Paul Auster presents his new novel 4 3 2 1, an epic near-900 pager about a New Jersey man who leads four parallel lives, and also discusses his life and work in a special event – Paul Auster at 70 – at the King's Theatre. In St Mary’s Cathedral, author David Mitchell is joined by conductor David Greilsammer for a unique collaboration of music interspersed with readings of Mitchell’s unpublished micro-stories. Elsewhere, Baileys Prize-winning Nigerian author Chimamanda Ngozi Adichie discusses the role of women in the world with First Minister Nicola Sturgeon, and Elif Shafak, Turkey’s most-read female novelist, explores the powerful connection between fiction and the political world in which it is written.

The festival's spoken word strand Babble On returns with Hera Lindsay Bird & Hollie McNish, Harry Baker, Jenny Lindsay and Iona Lee among others, while legendary performance poetry group The Last Poets make their debut appearance in Scotland.

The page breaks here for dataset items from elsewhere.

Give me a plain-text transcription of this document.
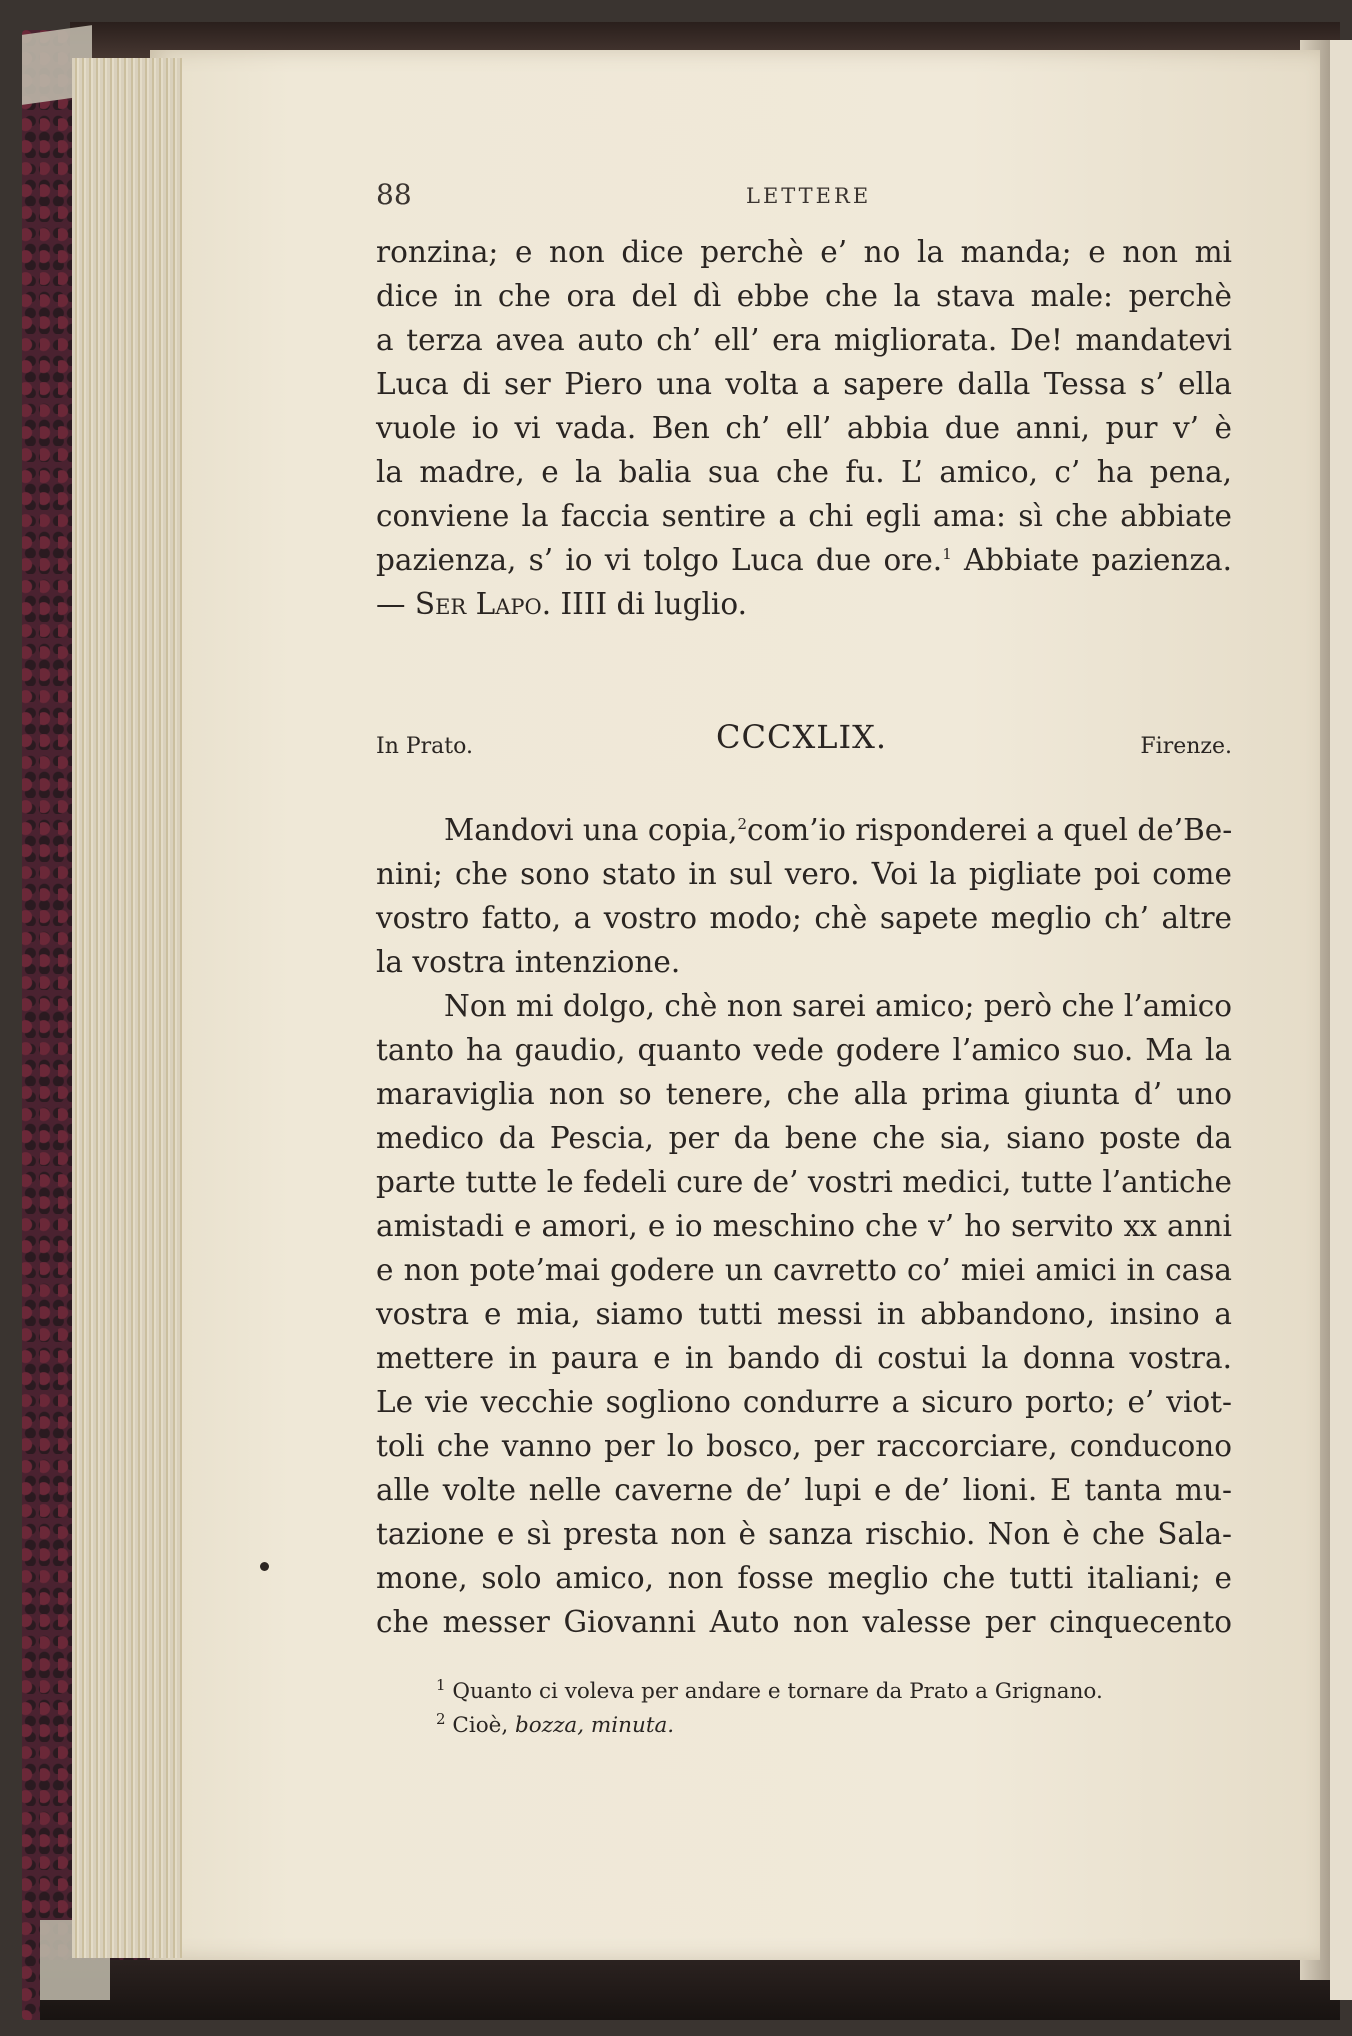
88	LETTERE
ronzina; e non dice perchè e’ no la manda; e non mi
dice in che ora del dì ebbe che la stava male: perchè
a terza avea auto ch’ ell’ era migliorata. De! mandatevi
Luca di ser Piero una volta a sapere dalla Tessa s’ ella
vuole io vi vada. Ben ch’ ell’ abbia due anni, pur v’ è
la madre, e la balia sua che fu. L’ amico, c’ ha pena,
conviene la faccia sentire a chi egli ama: sì che abbiate
pazienza, s’ io vi tolgo Luca due ore.$^1$ Abbiate pazienza.
— Ser Lapo. IIII di luglio.
In Prato.	CCCXLIX.	Firenze.
Mandovi una copia,$^2$com’io risponderei a quel de’Be-
nini; che sono stato in sul vero. Voi la pigliate poi come
vostro fatto, a vostro modo; chè sapete meglio ch’ altre
la vostra intenzione.
Non mi dolgo, chè non sarei amico; però che l’amico
tanto ha gaudio, quanto vede godere l’amico suo. Ma la
maraviglia non so tenere, che alla prima giunta d’ uno
medico da Pescia, per da bene che sia, siano poste da
parte tutte le fedeli cure de’ vostri medici, tutte l’antiche
amistadi e amori, e io meschino che v’ ho servito xx anni
e non pote’mai godere un cavretto co’ miei amici in casa
vostra e mia, siamo tutti messi in abbandono, insino a
mettere in paura e in bando di costui la donna vostra.
Le vie vecchie sogliono condurre a sicuro porto; e’ viot-
toli che vanno per lo bosco, per raccorciare, conducono
alle volte nelle caverne de’ lupi e de’ lioni. E tanta mu-
tazione e sì presta non è sanza rischio. Non è che Sala-
mone, solo amico, non fosse meglio che tutti italiani; e
che messer Giovanni Auto non valesse per cinquecento
$^1$ Quanto ci voleva per andare e tornare da Prato a Grignano.
$^2$ Cioè, bozza, minuta.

Edinburgh Book Festival's Unbound strand of late-night events will also return this year – we'll be revealing the line-up in the July issue and online, so keep your eyes peeled.

US writer and activist Roxane Gay has teamed up with Scots Makar Jackie Kay for a series of discussions chaired by Kay, featuring the likes of Argentinian novelist Gabriela Cabezón Cámara and Icelandic writer Thordis Elva. To mark the 70th anniversary of the partition of India and the creation of Pakistan, writers with a deep knowledge of the country come to tell their stories including Aravind Adiga, Amit Chaudhuri (who launches his new novel), Meena Kandasamy and Sunil Khilnani while speakers intimately involved with Pakistan include Nadeem Aslam and Dilip Hiro.

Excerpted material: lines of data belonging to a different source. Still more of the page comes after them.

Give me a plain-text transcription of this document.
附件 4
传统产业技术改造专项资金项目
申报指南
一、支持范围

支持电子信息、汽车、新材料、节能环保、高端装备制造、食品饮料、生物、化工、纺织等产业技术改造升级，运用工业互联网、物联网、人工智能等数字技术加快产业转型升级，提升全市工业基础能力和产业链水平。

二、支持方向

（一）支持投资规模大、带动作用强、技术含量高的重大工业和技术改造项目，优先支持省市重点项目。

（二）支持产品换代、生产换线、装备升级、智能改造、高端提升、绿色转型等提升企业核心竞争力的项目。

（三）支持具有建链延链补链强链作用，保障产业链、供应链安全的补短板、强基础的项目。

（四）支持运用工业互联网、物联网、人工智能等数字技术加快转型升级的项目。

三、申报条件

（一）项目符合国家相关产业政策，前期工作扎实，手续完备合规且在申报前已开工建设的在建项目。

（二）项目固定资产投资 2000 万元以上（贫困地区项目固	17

As well as all that, Olga Tokarczuk, Brooklyn scribe Colm Tóibín, Karl Ove Knausgaard, John Boyne, Sebastian Barry and Bernard MacLaverty will all make appearances in Charlotte Square this August. There are also a series of events celebrating writing in translation, with a panel discussion on the winning novel from this year's Man Booker International Prize (of which the Book Festival's Nick Barley is chair of the judging panel).

Elsewhere in the programme are appearances from Limmy, aka sketch comic and writer Brian Limond, and The Good Immigrant editor Nikesh Shukla; This Woman Can, a programme celebrating influential and successful women including Yazidi teenager Farida Khalaf, tennis coach Judy Murray and politicians Harriet Harman, Jess Phillips and Catherine Mayer; and the results of the Book Festival’s Outriders project, which sent five Scottish writers on five extraordinary journeys across The Americas.

Introducing this year's programme, Book Festival director Nick Barley said: "Seventy years on from the first Edinburgh Festival, the need for artists and performers to come together in celebration of free speech and the power of creativity is as great as it has ever been. Against a backdrop of political earthquakes, this year’s Book Festival proudly presents an awe-inspiring international array of writers who are closely observing the changing world and – to paraphrase the poet Emily Dickinson – telling it slant.”